In the week or so since I've watched this one, I've thought almost exclusively about the opening act and how I wish that could have been the whole movie. It's not exactly good in its form, but I think it could have been.
ReplyDeleteI'm with you on the opening title card, though. Though there's a smugness to it, it's easy enough to ignore. The furor over it had me expecting something much more brash.
I know it's an aside, but I'm surprised you're so negative on so-called "bean mouth" CGI. I'm going to have to read your Turning Red and Luca reviews.

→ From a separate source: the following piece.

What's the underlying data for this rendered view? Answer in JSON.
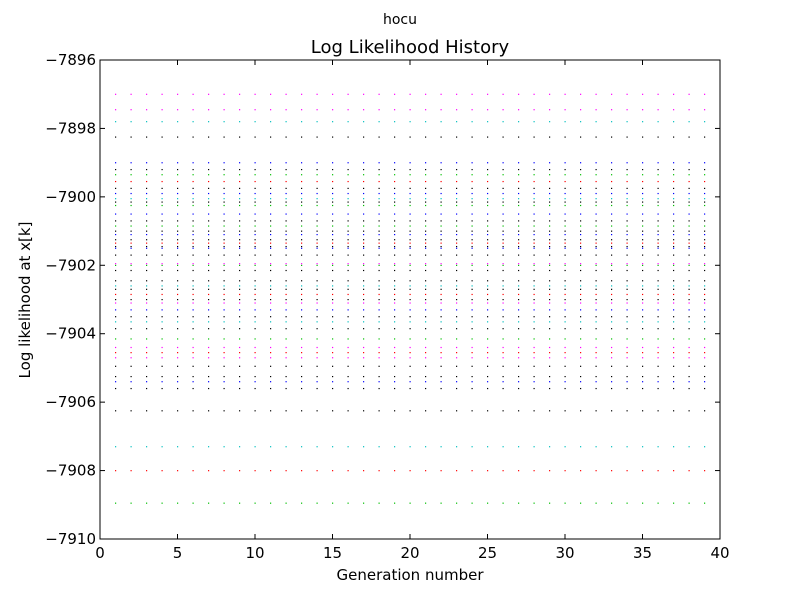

I don't even hate it that much in 2-D/flat animation; it's not my favorite, and the biggest problem with it is the same as any popular aesthetic, that it's become so common it's samey (Rick & Morty character design, which doesn't really have a name afaik, is getting a little overexposed, too). However, I find it slightly horrid in 3-D. Individual teeth the size of baseballs in Turning Red, though I prefer Turning Red's look to Luca's "also we're kinda sorta pretending it's stop-motion, maybe like Aardman, or that Zucchini movie, only duller and without the handicraft."